Saya menutup mata, berdoa kepada dewa mana pun yang mendengarkan bahwa ketika saya membuka mereka lagi, saya akan berusia 25 tahun, tetapi ini adalah versi Freaky Friday yang tidak pernah saya duga.
Dokter Cokelat dan Peppermint tidak bercanda. Saya benar-benar berusia enam tahun.
Sialan hidup saya.
Saya berbalik, tidak membutuhkan (atau mampu) menggunakan kamar mandi sampai kateter itu dikeluarkan, dan perlahan kembali ke tempat tidur.
Saya tidak punya ide bagaimana ini terjadi, tetapi jelas saya berada dalam tubuh yang berbeda dari yang terakhir kali.
Sebentar lagi soal mendapatkan nomor dokter itu. Jika saya bertanya, dia pasti akan memandang saya dengan aneh pastinya.
Saya baru saja merangkak ke tempat tidur ketika pintu kamar saya terbuka, dan seorang wanita paruh baya masuk, membawa cangkir kertas yang berisi kopi di tangannya.
"Ibu?" Saya bertanya, suara saya bergetar melihat sosok wanita itu. Saya belum bertemu dengannya selama tujuh tahun, dan bahkan saat itu, sudah lebih lama lagi sejak saya melihatnya sebegitu mudanya.
"Tang Tang?" dia menjerit, hampir menjatuhkan cangkir kopi rumah sakit saat dia bergegas ke tempat tidur. "Bayi saya bangun. Bagaimana perasaanmu? Apakah kamu kesakitan? Haruskah saya memanggil dokter? Atau perawat?"
"Saya lebih suka air minum," saya tergagap, mata saya tidak pernah lepas dari wanita di depan saya.
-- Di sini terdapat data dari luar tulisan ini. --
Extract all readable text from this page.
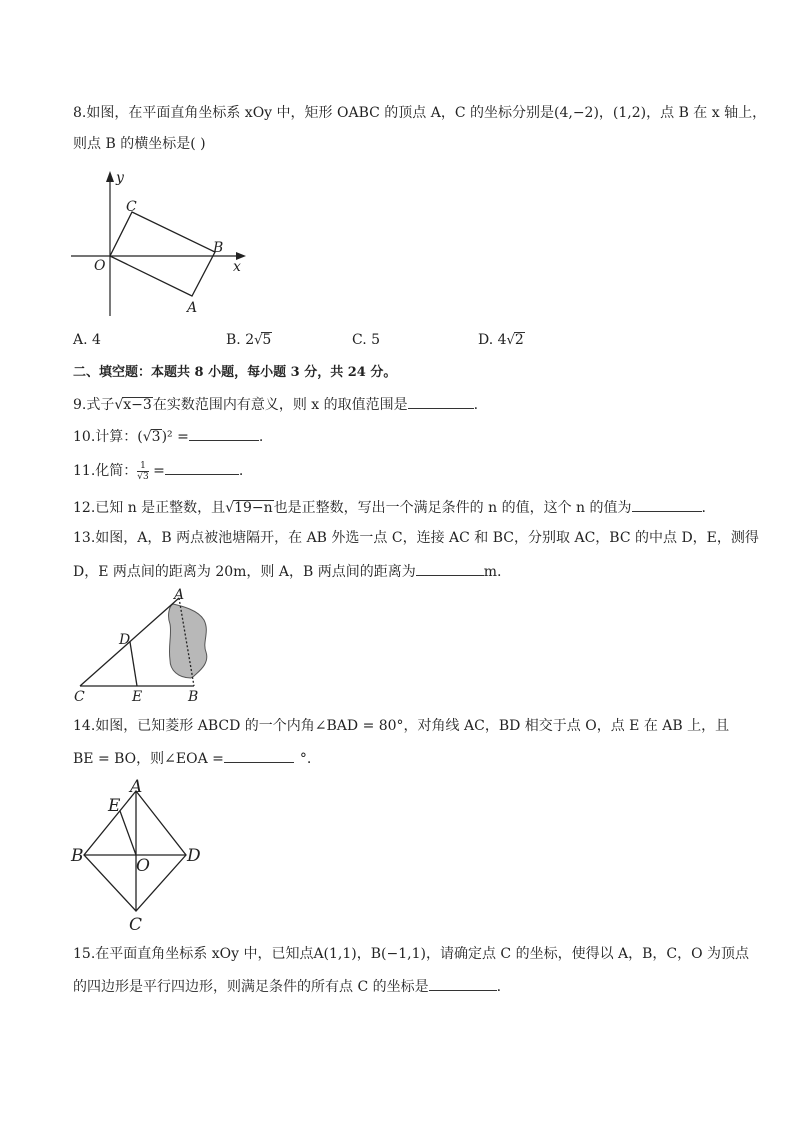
8.如图，在平面直角坐标系 xOy 中，矩形 OABC 的顶点 A，C 的坐标分别是(4,−2)，(1,2)，点 B 在 x 轴上，
则点 B 的横坐标是( )
y
x
O
C
B
A
A. 4	B. 2√5	C. 5	D. 4√2
二、填空题：本题共 8 小题，每小题 3 分，共 24 分。
9.式子√x−3在实数范围内有意义，则 x 的取值范围是	.
10.计算：(√3)² =	.
11.化简： $\frac{1}{√3}$ =	.
12.已知 n 是正整数，且√19−n也是正整数，写出一个满足条件的 n 的值，这个 n 的值为	.
13.如图，A，B 两点被池塘隔开，在 AB 外选一点 C，连接 AC 和 BC，分别取 AC，BC 的中点 D，E，测得
D，E 两点间的距离为 20m，则 A，B 两点间的距离为	m.
A
D
C	E	B
14.如图，已知菱形 ABCD 的一个内角∠BAD = 80°，对角线 AC，BD 相交于点 O，点 E 在 AB 上，且
BE = BO，则∠EOA =	°.
A
E
B	O D
C
15.在平面直角坐标系 xOy 中，已知点A(1,1)，B(−1,1)，请确定点 C 的坐标，使得以 A，B，C，O 为顶点
的四边形是平行四边形，则满足条件的所有点 C 的坐标是	.
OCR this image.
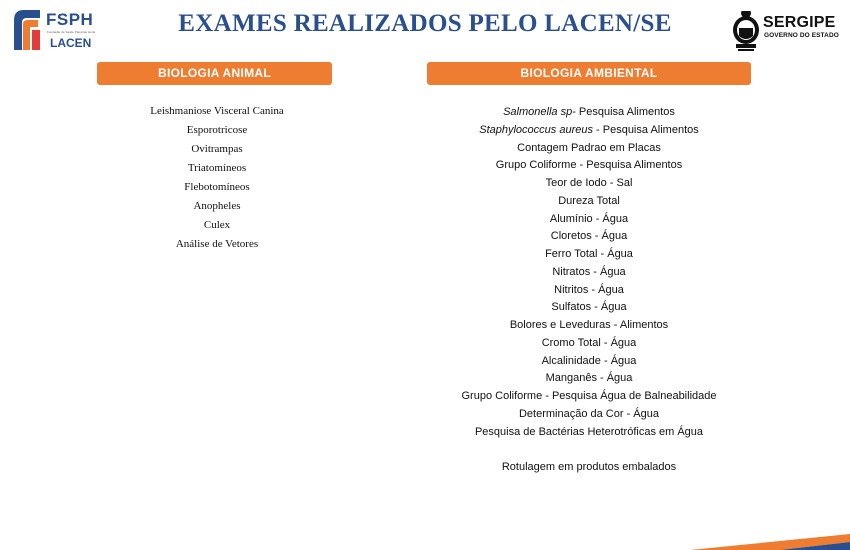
FSPH
Fundação de Saúde Parreiras Horta
LACEN
EXAMES REALIZADOS PELO LACEN/SE	SERGIPE
GOVERNO DO ESTADO
BIOLOGIA ANIMAL	BIOLOGIA AMBIENTAL
Leishmaniose Visceral Canina
Esporotricose
Ovitrampas
Triatomíneos
Flebotomíneos
Anopheles
Culex
Análise de Vetores
Salmonella sp- Pesquisa Alimentos
Staphylococcus aureus - Pesquisa Alimentos
Contagem Padrao em Placas
Grupo Coliforme - Pesquisa Alimentos
Teor de Iodo - Sal
Dureza Total
Alumínio - Água
Cloretos - Água
Ferro Total - Água
Nitratos - Água
Nitritos - Água
Sulfatos - Água
Bolores e Leveduras - Alimentos
Cromo Total - Água
Alcalinidade - Água
Manganês - Água
Grupo Coliforme - Pesquisa Água de Balneabilidade
Determinação da Cor - Água
Pesquisa de Bactérias Heterotróficas em Água
Rotulagem em produtos embalados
Bisakah saya telah kembali ke waktu? Sebelum kebakaran?
Tetapi tidak, bahkan jika saya telah kembali ke waktu, kami masih harus berada di Toronto.
Bagaimanapun juga. Itu tidak penting. Saya mendapatkan ibu saya kembali dalam hidup saya, dan itu yang terpenting.
"Mama!" Saya berteriak sekeras yang saya bisa sebelum pecah menangis. Saya ingin ibu saya.